Sharding do-it-yourself

As already mentioned earlier, we roughly have a hand full of customers which are playing with the though of sharding solutions. They typically have many different customers (clients, tenants) and the number of customers becomes so huge (thousands to millions) that one machine cannot cope with the load any more.

So splitting the load by customers to different machines makes sense. This is quite easy when customers are separated per schema. In the good old times of Open Source our customers have implemented those solutions themselves. But nowadays it looks like do-it-yourself is not sexy any more. It seems like this core competence of a business advantage must be outsourced.

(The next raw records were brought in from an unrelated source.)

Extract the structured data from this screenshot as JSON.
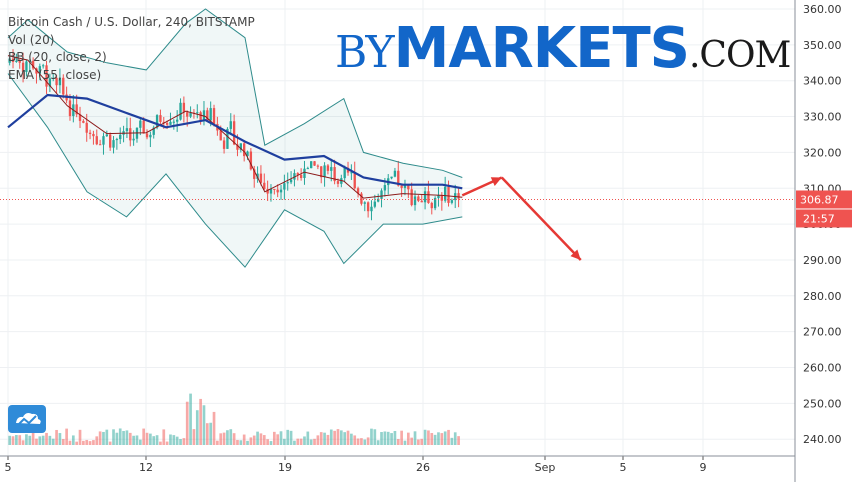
{
  "legend": {
    "symbol_line": "Bitcoin Cash / U.S. Dollar, 240, BITSTAMP",
    "vol": "Vol (20)",
    "bb": "BB (20, close, 2)",
    "ema": "EMA (55, close)"
  },
  "watermark": {
    "prefix": "BY",
    "main": "MARKETS",
    "suffix": ".COM"
  },
  "price_label": "306.87",
  "time_label": "21:57",
  "logo_icon": "tradingview-cloud-icon",
  "colors": {
    "up": "#26a69a",
    "down": "#ef5350",
    "bb": "#2e8b8b",
    "ema": "#1f3f9e",
    "basis": "#8b1a1a",
    "forecast": "#e53935",
    "price_tag": "#ef5350",
    "watermark": "#1266c9"
  },
  "chart_data": {
    "type": "candlestick",
    "title": "Bitcoin Cash / U.S. Dollar, 240, BITSTAMP",
    "xlabel": "",
    "ylabel": "",
    "ylim": [
      237,
      361
    ],
    "x_tick_labels": [
      "5",
      "12",
      "19",
      "26",
      "Sep",
      "5",
      "9"
    ],
    "y_tick_labels": [
      "360.00",
      "350.00",
      "340.00",
      "330.00",
      "320.00",
      "310.00",
      "300.00",
      "290.00",
      "280.00",
      "270.00",
      "260.00",
      "250.00",
      "240.00"
    ],
    "last_price": 306.87,
    "grid": true,
    "indicators": [
      "Vol (20)",
      "BB (20, close, 2)",
      "EMA (55, close)"
    ],
    "ema55": [
      {
        "x": "Aug 5",
        "y": 327
      },
      {
        "x": "Aug 7",
        "y": 336
      },
      {
        "x": "Aug 9",
        "y": 335
      },
      {
        "x": "Aug 11",
        "y": 331
      },
      {
        "x": "Aug 13",
        "y": 327
      },
      {
        "x": "Aug 15",
        "y": 329
      },
      {
        "x": "Aug 17",
        "y": 323
      },
      {
        "x": "Aug 19",
        "y": 318
      },
      {
        "x": "Aug 21",
        "y": 319
      },
      {
        "x": "Aug 23",
        "y": 313
      },
      {
        "x": "Aug 25",
        "y": 311
      },
      {
        "x": "Aug 27",
        "y": 311
      },
      {
        "x": "Aug 28",
        "y": 310
      }
    ],
    "bb_upper": [
      {
        "x": "Aug 5",
        "y": 352
      },
      {
        "x": "Aug 6",
        "y": 357
      },
      {
        "x": "Aug 8",
        "y": 348
      },
      {
        "x": "Aug 10",
        "y": 345
      },
      {
        "x": "Aug 12",
        "y": 343
      },
      {
        "x": "Aug 14",
        "y": 356
      },
      {
        "x": "Aug 15",
        "y": 360
      },
      {
        "x": "Aug 17",
        "y": 352
      },
      {
        "x": "Aug 18",
        "y": 322
      },
      {
        "x": "Aug 20",
        "y": 328
      },
      {
        "x": "Aug 22",
        "y": 335
      },
      {
        "x": "Aug 23",
        "y": 320
      },
      {
        "x": "Aug 25",
        "y": 317
      },
      {
        "x": "Aug 27",
        "y": 315
      },
      {
        "x": "Aug 28",
        "y": 313
      }
    ],
    "bb_lower": [
      {
        "x": "Aug 5",
        "y": 342
      },
      {
        "x": "Aug 7",
        "y": 327
      },
      {
        "x": "Aug 9",
        "y": 309
      },
      {
        "x": "Aug 11",
        "y": 302
      },
      {
        "x": "Aug 13",
        "y": 314
      },
      {
        "x": "Aug 15",
        "y": 300
      },
      {
        "x": "Aug 17",
        "y": 288
      },
      {
        "x": "Aug 19",
        "y": 304
      },
      {
        "x": "Aug 21",
        "y": 298
      },
      {
        "x": "Aug 22",
        "y": 289
      },
      {
        "x": "Aug 24",
        "y": 300
      },
      {
        "x": "Aug 26",
        "y": 300
      },
      {
        "x": "Aug 28",
        "y": 302
      }
    ],
    "forecast_arrows": [
      {
        "from": {
          "x": "Aug 28",
          "y": 308
        },
        "to": {
          "x": "Aug 30",
          "y": 313
        }
      },
      {
        "from": {
          "x": "Aug 30",
          "y": 313
        },
        "to": {
          "x": "Sep 3",
          "y": 290
        }
      }
    ]
  }
}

So some vendors have already made some solutions available to solve this need: Sharding Solutions.

My question here is: Can a generic sharding solution build exactly what your business needs? Are you still capable to optimize your business process in the way you need it when you buy a 3rd party solution?

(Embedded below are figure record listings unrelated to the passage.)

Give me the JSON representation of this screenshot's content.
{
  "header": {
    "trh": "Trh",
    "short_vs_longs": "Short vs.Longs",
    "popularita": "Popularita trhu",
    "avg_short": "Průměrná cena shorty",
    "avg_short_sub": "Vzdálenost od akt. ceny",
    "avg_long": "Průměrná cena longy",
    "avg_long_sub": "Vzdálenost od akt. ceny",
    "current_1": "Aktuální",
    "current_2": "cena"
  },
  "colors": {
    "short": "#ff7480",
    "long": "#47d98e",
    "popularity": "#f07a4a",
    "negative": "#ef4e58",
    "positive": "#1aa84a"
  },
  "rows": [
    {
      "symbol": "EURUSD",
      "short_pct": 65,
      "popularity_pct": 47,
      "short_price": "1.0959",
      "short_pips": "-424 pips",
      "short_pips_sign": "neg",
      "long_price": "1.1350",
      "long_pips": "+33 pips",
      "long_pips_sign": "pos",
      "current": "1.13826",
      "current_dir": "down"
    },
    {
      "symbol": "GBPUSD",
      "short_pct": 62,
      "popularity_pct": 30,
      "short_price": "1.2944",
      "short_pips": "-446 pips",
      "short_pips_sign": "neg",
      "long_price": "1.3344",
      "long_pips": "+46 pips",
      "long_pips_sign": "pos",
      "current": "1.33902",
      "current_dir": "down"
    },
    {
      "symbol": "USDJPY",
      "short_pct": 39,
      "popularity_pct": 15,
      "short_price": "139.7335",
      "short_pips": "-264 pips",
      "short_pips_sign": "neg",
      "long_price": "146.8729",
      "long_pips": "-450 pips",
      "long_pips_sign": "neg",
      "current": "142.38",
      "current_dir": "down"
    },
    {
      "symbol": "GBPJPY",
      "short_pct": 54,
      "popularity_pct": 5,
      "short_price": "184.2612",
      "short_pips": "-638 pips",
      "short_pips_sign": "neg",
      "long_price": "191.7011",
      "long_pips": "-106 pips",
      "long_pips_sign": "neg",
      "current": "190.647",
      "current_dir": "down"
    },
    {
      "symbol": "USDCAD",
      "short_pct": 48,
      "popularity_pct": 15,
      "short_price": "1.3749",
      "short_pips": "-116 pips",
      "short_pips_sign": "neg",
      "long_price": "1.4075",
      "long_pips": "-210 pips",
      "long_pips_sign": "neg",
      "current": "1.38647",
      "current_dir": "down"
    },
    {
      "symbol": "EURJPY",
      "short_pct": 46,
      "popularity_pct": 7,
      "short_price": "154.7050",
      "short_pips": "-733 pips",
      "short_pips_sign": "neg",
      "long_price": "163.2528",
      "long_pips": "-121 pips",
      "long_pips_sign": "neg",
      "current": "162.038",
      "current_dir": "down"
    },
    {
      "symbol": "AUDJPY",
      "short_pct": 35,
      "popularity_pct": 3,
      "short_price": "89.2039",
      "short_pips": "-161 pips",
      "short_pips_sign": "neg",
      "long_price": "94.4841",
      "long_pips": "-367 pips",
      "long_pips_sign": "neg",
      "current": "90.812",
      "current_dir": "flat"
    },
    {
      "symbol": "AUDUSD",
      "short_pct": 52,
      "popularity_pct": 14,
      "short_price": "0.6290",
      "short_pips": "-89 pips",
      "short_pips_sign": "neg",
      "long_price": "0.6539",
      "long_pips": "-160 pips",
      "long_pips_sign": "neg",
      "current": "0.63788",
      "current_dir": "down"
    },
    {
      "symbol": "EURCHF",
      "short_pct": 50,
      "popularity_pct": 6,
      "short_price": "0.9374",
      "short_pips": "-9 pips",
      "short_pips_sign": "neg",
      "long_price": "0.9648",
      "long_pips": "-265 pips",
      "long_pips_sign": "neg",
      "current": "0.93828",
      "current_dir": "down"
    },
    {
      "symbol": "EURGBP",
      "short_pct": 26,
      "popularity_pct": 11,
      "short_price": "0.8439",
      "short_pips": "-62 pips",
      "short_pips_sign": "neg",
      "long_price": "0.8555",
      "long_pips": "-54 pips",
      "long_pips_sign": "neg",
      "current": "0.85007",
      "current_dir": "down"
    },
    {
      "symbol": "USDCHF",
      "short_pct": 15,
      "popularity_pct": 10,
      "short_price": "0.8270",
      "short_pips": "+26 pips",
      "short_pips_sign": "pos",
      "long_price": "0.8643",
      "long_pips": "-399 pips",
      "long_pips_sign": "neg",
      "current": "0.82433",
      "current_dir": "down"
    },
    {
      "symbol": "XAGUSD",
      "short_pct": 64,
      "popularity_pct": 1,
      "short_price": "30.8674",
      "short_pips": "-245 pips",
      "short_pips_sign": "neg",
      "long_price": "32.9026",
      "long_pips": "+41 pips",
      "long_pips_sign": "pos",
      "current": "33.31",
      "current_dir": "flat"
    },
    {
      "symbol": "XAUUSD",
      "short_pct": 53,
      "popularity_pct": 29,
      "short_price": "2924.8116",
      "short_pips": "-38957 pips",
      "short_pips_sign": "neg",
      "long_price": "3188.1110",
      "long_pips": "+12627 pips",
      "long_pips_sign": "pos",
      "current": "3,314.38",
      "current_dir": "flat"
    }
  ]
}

And: If you use another product, you have also to build up the know-how how to use it correctly. So I am really wondering if it is worth the effort? Buy or make is the question here. So we made a little Proof-of-Concept of a sharding solution. And it did not take too long...

The concept

First of all we have 2 different kinds of components:

  • The Fabric Node - this is the database where all the meta information about the shards are stored.
  • The Shards - these are the databases where all the customer data are stored.

And we need all this more or less in a highly available fashion.

Sharding

The fabric table can look as simple as this:

CREATE TABLE `tenant` (
  `id` int(10) unsigned NOT NULL AUTO_INCREMENT,
  `tenant_id` varchar(128) NOT NULL,
  `schema` varchar(128) NOT NULL,
  `machine` varchar(128) NOT NULL,
  `port` smallint(5) unsigned NOT NULL,
  `locked` enum('no','yes') NOT NULL DEFAULT 'no',
  PRIMARY KEY (`id`),
  UNIQUE KEY `tenant_id` (`tenant_id`),
  UNIQUE KEY `schema` (`schema`)
) ENGINE=InnoDB DEFAULT CHARSET=utf8mb4
;

INSERT INTO tenant
VALUES (NULL, 'Customer 1', 'customer_1', '192.168.33.21', 3306, 'no')
     , (null, 'Customer 2', 'customer_2', '192.168.33.22', 3306, 'yes')
     , (null, 'Customer 3', 'customer_3', '192.168.33.23', 3306, 'no')
;

SQL> SELECT * FROM tenant;
+----+------------+------------+---------------+------+--------+
| id | tenant_id  | schema     | machine       | port | locked |
+----+------------+------------+---------------+------+--------+
|  4 | Customer 1 | customer_1 | 192.168.33.21 | 3306 | no     |
|  5 | Customer 2 | customer_2 | 192.168.33.22 | 3306 | yes    |
|  6 | Customer 3 | customer_3 | 192.168.33.23 | 3306 | no     |
+----+------------+------------+---------------+------+--------+

Connection

Now our application needs to know on which shard the data for a specific customer is stored. This will be found in the fabric. So our application has to do first a connect to the fabric and then a connect to the shard. To make it more transparent for your application you can encapsulate everything in one method. And if you want to optimize the connecting you can store the sharding information in a local cache.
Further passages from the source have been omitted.